The people of Israel weren’t to go out to gather food on the seventh day, but were supposed to rest instead.
They had bread to eat because God provided them bread to eat the day before. And, only on the sabbath, the seventh day did the bread stay fresh and maggot-free. Miraculous.
The people of Israel sit back on the sabbath. They take it easy on the seventh day. They rest, just as God rested after creation.
When you’re just hanging out, taking a deliberate break from your routine, setting-aside time for reflection and thankfulness, if your thoughts are fixed on everything the Lord has given you (everything down to that breath you just took, and that one, and that one)—I can’t imagine how you’d be able to grumble.

To Observe the Sabbath

Sabbath—a day of rest—is given by God on purpose. It distinguished the Israelites from the Egyptians and surrounding nations.

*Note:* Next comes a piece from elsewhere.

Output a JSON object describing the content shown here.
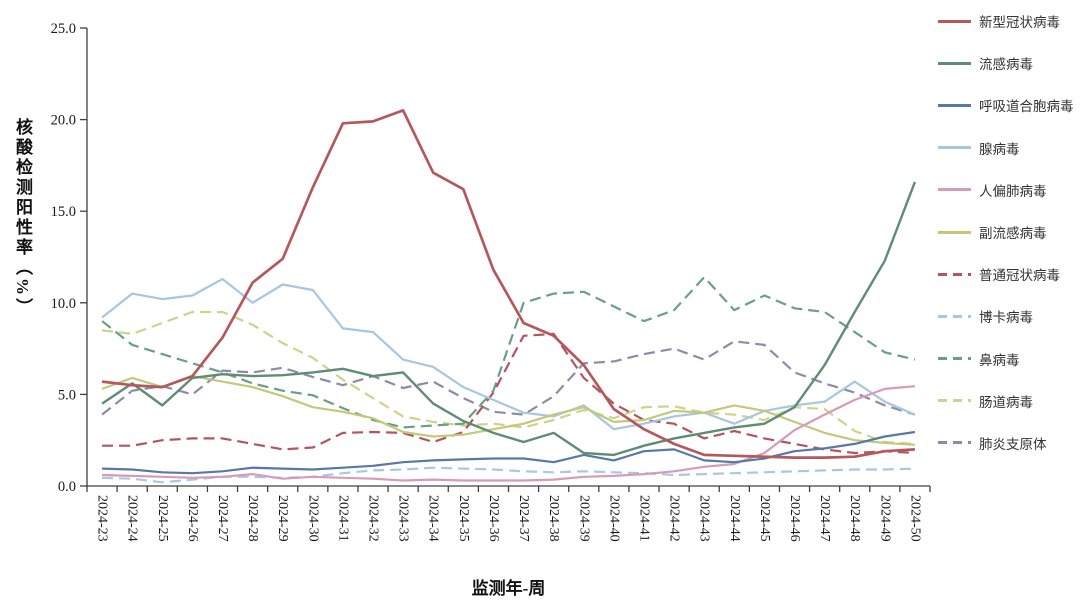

Pharaoh didn’t give the Israelites a day off.
But God does. He commands it. The people of Israel go from working non-stop to working until the Lord tells them to stop and reflect on how good He is.
Sabbath is an antidote to grumbling. They should think: “Wow, you know…this never would have happened with Pharaoh. But with the Lord, Yahweh, we have food to eat and a day of rest to enjoy it; we are free to rest in Him and enjoy Him.”
>Grumblers grumble. The Israelites will live to grumble another day. My prayer for us is that we would grumble less and less as we understand and appreciate more and more what He has done for us, what He has given us—daily bread, rest in Him, the gift of His Son.
Ask God to give you a glimpse of His glory. When you catch yourself grumbling about this or that, ask God to give you a glimpse of His glory, a reminder of your salvation, an understanding of who He is and all He has done for you as an antidote for your whining.
Pray that the Lord and His Holy Spirit would grant you a contentedness, a satisfaction in Him. Jesus says, Come to me, all you who are weary and heavy burdened and I will give you rest. Apart from Christ, there is nothing that satisfies. But in Him, there is true satisfaction. Jesus is our portion, all we ever need.
Take a sabbath. Rest from your routine on a weekly basis. It’s not a suggestion from your pastor. It’s a command from God. Stop. Think. Reflect. Repent of your grumbling and rest in Him, realizing that, in Him, we have absolutely nothing to grumble about.